I am working through the DLI Intro course on Getting Started with AI on the Jetson nano (classification_interactive.ipynb). I have successfully worked through all of the steps up to training the thumbs up / thumbs down version of RESNET. I have taken 30 images for each thumbs up and down and confirmed the files exist. When I select the train button, the train and evaluate buttons “grey out”. The progress bar will advance after a very long time - hours, but then stop at about 20%. The browser is chrome running on an iMac. The nano has the Intel M2 WiFi card installed but is hard wired ethernet and is running in headless mode. I am using the Adafruit 5V 4A power supply. There is continuous ethernet activity.

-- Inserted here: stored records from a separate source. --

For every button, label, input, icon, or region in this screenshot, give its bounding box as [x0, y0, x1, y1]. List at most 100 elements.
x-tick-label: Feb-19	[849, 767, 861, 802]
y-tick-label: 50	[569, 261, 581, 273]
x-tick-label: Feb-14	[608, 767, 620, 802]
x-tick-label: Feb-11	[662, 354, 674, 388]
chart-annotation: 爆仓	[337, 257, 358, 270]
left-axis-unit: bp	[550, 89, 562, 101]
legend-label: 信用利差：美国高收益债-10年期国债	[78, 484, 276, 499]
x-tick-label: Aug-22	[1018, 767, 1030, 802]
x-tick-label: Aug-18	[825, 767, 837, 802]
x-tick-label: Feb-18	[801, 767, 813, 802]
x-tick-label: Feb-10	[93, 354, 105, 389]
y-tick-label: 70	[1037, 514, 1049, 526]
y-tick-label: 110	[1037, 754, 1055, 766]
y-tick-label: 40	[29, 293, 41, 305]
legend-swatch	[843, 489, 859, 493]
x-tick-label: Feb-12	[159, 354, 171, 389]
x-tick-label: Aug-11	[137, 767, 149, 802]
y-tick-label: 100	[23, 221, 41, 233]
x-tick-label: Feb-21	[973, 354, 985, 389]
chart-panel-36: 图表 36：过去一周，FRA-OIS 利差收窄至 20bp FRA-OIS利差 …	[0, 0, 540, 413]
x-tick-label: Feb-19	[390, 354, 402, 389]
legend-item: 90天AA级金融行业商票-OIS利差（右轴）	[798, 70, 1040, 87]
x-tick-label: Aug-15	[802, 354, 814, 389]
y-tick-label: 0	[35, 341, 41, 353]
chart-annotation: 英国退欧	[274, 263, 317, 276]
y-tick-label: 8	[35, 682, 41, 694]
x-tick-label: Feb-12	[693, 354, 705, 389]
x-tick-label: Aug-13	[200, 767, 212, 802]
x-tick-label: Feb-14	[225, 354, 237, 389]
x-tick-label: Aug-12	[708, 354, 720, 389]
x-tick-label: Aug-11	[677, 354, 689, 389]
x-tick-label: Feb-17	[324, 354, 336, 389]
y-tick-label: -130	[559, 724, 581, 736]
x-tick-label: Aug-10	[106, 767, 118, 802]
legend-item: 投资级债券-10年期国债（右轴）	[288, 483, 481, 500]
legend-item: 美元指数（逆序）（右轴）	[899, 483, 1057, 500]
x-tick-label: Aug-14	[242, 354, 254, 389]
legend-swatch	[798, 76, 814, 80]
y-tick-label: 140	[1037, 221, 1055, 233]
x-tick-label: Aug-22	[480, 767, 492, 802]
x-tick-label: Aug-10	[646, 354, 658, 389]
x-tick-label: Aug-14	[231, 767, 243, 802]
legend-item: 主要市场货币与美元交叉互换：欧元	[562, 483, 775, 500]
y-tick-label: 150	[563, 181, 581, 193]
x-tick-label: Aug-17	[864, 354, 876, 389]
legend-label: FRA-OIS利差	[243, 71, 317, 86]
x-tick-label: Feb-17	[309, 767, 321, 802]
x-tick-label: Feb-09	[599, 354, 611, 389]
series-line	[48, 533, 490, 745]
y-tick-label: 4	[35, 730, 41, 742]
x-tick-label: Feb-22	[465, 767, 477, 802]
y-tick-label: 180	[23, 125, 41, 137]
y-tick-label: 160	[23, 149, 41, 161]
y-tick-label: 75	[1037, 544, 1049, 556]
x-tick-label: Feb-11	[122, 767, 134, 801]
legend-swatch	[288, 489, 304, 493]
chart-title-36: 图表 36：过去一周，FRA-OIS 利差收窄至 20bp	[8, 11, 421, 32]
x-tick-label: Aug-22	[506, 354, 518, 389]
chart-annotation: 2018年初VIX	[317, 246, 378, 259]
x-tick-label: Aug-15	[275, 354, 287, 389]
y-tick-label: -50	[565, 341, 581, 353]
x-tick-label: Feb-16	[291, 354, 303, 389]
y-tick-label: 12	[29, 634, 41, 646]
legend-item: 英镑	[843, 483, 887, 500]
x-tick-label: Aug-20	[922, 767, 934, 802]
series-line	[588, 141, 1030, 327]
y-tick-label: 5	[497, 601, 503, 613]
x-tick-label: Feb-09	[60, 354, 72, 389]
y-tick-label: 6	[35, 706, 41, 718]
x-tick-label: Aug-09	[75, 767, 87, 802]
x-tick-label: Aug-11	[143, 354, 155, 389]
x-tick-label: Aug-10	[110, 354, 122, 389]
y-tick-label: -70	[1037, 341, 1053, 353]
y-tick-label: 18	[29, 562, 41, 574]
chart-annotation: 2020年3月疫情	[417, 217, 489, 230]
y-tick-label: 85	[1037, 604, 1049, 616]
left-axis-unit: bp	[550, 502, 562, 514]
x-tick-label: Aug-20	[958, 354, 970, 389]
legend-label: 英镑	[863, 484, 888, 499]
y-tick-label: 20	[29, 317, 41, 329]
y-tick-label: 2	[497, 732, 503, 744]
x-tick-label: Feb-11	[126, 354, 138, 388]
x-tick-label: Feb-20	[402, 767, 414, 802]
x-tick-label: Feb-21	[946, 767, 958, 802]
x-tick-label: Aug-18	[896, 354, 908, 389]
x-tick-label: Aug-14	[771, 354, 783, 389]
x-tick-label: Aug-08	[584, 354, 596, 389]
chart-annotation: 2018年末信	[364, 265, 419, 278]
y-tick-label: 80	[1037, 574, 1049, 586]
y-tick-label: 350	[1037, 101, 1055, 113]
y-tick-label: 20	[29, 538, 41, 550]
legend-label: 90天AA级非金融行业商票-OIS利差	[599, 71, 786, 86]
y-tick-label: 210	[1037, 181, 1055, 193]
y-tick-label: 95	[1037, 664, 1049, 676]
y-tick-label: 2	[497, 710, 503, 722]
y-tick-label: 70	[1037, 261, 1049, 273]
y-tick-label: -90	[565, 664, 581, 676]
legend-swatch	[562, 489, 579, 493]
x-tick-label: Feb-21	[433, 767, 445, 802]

I have tried the following with no success:
updating all of the packages for the DLI Nano image
turning on the fan at full speed (sudo sh -c 'echo 255 > /sys/devices/pwm-fan/target_pwm' )
reducing the power profile ( sudo nvpmodel -m 1 )
At this point, I am stuck and would greatly appreciate any help.
I had this issue too. Probably you have some zero sized images in your batch and the training gets stuck on that. Open a console and check the size of all images e.g. with ls -la. You have to delete them and replace them with new ones i.e. just capture new ones so that you have again 30 images.
I had checked the files through the Jupyter Lab interface and they were there, but never thought to look at the file sizes. Six files in the thumbs down folder were zero bytes! I deleted and replaced those images and the training started within 30 seconds and all 10 epochs completed in just a few minutes. Thumbs UP and down detecting working very well, even with a cluttered background in the image.
Hi, I have a related question. While training the thumbs up / thumb down example I mistakenly entered a number of thumbs up images to the thumbs down data set. Now everything is saying thumbs up in live mode. I did not save the model, but even if I close out Jupyter and shut down the nano and come back up it, the data is still there. I don’t see where the images are stored. What I would like to do is start completely over (and be more careful), to retrain with new data.
Hi rdlarson91. It look like you should be able to just delete all of, or even just the wrong images in the photos folder. For the thumbs classification exercise, they should be in either:
depending on which run you were doing. Shutdown the kernel for the classification_interactive notebook (if the notebook is running), delete the photos and then restart the kernel or reopen the notebook. You can then retrain the model on the new / corrected images. Hope that helps.